Ramirez led the group around the side of his property past more than a dozen crowing roosters to a series of tanks and drains. Brandon Bollinger, the community advocacy manager for the Community Water Center, told Firestone and Maguire that the filtration system is part of a pilot program to help residents.
Bollinger said many rural residents served by his nonprofit don’t know what’s in their water. They may have heard that well water is not safe to drink, but in the past they knew little about what was in it or what effects it might have on health.

“That’s one of the things we stepped in to do,” he said.

Testing has been essential in identifying unsafe well water. Matt Keeling, chief executive of the Central Coast Regional Water Quality Control Board, was one of the first to develop a well testing program for rural areas.

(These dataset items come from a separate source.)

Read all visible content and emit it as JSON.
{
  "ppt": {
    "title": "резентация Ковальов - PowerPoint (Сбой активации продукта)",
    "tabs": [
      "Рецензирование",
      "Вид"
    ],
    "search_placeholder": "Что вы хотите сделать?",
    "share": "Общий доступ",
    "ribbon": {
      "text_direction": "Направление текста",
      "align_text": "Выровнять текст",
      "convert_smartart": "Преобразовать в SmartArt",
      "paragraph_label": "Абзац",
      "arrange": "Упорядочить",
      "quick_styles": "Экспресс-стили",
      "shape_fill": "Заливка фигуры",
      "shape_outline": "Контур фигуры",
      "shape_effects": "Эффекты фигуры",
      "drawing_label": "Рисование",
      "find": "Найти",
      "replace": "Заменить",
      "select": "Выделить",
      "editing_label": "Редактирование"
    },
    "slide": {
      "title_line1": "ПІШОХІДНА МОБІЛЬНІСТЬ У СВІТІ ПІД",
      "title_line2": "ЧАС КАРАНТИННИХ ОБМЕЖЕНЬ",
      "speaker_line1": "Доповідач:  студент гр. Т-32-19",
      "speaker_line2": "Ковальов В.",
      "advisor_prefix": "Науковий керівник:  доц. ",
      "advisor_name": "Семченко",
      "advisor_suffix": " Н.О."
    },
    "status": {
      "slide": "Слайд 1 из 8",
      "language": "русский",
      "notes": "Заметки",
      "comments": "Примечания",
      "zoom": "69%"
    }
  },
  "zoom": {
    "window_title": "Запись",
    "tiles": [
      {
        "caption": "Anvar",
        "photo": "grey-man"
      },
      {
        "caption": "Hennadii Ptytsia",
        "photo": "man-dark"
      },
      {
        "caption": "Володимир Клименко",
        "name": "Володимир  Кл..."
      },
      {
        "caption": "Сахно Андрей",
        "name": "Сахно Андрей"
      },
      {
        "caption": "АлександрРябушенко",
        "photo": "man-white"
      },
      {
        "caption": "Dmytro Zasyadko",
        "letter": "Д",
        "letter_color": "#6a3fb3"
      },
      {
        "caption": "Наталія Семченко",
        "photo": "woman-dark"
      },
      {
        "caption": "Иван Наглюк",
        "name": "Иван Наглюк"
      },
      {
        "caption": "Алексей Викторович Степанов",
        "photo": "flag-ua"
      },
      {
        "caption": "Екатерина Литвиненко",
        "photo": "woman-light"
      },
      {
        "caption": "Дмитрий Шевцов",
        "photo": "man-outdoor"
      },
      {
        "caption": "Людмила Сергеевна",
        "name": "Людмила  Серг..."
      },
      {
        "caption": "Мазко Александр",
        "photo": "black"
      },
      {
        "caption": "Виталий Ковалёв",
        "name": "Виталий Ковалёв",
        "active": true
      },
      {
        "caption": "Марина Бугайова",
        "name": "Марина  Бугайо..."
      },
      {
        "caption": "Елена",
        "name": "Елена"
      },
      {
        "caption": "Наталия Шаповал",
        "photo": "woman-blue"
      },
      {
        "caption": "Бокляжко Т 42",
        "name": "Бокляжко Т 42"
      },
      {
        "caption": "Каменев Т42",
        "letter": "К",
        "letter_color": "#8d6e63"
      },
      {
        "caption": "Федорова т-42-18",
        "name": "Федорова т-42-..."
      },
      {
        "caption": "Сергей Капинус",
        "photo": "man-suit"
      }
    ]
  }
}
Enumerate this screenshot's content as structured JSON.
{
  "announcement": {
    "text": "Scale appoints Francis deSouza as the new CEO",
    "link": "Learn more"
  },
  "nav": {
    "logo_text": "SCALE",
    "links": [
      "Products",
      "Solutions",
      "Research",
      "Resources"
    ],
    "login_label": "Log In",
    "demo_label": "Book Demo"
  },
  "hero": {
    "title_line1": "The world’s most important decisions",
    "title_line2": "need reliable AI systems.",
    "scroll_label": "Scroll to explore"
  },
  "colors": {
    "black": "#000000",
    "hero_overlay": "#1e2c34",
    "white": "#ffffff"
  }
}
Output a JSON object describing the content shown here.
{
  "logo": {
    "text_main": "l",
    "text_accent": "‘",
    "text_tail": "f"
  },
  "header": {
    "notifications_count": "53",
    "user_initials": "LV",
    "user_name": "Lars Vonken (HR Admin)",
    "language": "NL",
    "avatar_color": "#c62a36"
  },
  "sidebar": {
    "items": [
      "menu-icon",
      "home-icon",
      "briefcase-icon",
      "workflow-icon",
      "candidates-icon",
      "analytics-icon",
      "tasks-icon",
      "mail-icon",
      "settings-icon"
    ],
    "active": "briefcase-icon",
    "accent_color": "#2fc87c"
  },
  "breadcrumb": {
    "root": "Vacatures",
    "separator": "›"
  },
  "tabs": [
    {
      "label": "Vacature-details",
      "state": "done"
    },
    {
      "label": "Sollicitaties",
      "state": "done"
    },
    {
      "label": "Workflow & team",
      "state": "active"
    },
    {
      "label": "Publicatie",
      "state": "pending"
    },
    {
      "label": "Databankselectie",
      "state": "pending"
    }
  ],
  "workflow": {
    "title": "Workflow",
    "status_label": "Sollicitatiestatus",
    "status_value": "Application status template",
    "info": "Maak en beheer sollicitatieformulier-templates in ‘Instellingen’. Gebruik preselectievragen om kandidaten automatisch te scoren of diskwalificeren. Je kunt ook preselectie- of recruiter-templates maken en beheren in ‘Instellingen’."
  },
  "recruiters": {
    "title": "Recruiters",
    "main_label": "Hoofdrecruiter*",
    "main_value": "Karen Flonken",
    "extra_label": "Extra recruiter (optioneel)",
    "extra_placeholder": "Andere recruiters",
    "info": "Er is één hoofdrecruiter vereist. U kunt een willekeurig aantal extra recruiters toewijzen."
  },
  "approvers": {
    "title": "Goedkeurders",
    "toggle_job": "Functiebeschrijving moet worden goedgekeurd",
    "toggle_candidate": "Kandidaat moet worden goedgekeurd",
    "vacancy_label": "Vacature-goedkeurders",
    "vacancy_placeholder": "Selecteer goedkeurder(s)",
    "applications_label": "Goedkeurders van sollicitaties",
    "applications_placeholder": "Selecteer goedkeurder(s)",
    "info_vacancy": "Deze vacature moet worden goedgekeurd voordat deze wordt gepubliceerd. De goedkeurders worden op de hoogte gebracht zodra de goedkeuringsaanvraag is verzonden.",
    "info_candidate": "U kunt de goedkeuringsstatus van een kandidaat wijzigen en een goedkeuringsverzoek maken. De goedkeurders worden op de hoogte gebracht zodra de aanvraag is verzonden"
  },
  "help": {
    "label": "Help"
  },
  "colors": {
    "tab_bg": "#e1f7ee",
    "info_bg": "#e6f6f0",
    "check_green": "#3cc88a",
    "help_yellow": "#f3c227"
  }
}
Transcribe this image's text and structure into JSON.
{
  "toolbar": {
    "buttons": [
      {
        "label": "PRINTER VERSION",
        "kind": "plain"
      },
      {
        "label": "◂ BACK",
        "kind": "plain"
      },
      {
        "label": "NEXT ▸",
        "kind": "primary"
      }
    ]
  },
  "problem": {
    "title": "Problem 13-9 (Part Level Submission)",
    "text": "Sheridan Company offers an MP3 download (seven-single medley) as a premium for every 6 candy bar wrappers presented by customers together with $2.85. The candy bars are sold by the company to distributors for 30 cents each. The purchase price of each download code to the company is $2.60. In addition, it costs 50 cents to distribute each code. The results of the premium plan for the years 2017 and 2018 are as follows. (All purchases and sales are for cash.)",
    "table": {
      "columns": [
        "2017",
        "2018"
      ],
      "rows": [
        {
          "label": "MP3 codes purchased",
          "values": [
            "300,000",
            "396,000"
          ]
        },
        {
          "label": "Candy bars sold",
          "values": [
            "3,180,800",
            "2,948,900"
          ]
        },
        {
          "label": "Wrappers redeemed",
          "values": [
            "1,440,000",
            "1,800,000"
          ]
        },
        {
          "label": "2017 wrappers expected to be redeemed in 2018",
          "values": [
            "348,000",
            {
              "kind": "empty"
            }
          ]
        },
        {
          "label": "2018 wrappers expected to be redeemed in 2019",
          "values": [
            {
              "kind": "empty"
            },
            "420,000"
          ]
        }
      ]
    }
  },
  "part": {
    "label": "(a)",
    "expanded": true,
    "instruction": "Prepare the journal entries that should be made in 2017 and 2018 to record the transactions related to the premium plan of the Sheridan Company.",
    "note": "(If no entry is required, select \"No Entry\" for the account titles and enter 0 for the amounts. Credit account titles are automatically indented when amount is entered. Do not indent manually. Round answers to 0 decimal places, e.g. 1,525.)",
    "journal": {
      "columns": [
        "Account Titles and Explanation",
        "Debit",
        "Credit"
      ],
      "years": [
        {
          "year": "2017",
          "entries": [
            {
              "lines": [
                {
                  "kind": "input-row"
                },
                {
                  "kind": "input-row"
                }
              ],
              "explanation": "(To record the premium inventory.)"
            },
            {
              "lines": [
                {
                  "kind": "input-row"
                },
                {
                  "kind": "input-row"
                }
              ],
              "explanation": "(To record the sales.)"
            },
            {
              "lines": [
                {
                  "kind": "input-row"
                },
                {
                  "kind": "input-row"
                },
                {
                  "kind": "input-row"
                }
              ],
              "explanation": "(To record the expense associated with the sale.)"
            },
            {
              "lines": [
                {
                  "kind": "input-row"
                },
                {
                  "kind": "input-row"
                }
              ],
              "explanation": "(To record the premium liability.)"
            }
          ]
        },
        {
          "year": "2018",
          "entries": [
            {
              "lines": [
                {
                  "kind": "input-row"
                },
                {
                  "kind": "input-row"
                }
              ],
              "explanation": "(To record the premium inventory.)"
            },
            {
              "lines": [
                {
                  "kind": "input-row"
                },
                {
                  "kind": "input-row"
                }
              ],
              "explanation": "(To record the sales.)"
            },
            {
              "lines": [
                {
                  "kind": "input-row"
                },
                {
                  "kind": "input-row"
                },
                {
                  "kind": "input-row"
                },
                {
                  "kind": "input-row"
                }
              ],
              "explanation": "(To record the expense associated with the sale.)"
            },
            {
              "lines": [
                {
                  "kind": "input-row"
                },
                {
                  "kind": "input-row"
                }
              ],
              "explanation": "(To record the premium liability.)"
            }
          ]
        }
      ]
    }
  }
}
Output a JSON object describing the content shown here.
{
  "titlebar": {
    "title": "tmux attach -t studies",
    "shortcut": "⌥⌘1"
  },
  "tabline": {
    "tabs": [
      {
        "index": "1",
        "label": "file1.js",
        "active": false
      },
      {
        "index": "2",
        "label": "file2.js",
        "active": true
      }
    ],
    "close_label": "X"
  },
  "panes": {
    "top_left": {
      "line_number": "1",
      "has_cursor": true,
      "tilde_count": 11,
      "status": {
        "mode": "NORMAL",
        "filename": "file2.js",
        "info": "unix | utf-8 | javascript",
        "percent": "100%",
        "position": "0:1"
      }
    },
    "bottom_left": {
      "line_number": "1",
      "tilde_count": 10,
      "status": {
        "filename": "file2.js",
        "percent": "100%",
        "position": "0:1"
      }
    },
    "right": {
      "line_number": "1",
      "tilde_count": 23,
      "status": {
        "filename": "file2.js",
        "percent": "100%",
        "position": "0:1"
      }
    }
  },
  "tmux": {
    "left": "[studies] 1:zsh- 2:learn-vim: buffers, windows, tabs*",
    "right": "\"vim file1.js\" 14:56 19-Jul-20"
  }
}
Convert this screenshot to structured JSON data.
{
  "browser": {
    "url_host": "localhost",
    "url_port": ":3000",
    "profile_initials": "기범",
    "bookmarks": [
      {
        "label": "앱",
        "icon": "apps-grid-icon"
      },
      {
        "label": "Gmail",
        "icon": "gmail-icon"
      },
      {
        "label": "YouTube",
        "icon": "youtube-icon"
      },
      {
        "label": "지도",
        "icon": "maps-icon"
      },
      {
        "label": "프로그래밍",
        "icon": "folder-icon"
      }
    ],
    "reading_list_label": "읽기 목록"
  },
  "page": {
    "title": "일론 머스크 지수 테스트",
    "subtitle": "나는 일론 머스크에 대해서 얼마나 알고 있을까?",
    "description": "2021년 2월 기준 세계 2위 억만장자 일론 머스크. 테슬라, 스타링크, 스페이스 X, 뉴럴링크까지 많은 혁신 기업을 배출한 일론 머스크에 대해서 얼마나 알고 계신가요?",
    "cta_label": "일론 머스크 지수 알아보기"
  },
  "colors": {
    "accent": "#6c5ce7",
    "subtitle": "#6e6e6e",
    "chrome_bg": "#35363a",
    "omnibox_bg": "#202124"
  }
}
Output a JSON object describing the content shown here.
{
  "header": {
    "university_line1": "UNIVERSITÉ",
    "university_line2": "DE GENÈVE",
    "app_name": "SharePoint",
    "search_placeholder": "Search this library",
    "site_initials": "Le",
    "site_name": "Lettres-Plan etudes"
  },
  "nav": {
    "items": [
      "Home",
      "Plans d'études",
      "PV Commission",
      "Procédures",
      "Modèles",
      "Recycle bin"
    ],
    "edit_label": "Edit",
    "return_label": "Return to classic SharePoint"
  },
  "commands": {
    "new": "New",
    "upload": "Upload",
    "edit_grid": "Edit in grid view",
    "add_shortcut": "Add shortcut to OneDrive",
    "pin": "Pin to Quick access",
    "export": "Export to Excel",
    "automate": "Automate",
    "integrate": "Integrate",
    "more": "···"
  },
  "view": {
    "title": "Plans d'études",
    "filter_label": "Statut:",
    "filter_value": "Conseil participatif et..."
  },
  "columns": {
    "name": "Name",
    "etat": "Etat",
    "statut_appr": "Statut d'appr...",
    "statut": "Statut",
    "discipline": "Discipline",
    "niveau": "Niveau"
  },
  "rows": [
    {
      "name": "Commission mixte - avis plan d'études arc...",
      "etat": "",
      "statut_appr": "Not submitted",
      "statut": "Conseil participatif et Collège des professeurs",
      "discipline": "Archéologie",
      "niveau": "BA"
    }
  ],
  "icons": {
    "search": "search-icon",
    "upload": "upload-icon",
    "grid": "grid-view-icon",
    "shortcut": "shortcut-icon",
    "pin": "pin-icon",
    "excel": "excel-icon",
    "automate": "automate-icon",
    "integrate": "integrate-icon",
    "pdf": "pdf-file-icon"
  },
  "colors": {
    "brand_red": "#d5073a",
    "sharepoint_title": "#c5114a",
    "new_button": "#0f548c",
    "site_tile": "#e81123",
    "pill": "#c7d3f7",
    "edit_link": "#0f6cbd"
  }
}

Its regional council is responsible for enforcement of water contamination issues. But it can be complicated. “Dumpers,” as he calls polluters, can be difficult to identify because it is extremely difficult to find a specific agricultural producer when runoff enters larger bodies of water or seeps into aquifers. Part of the cost of short-term and long-term solutions comes from the agricultural industry.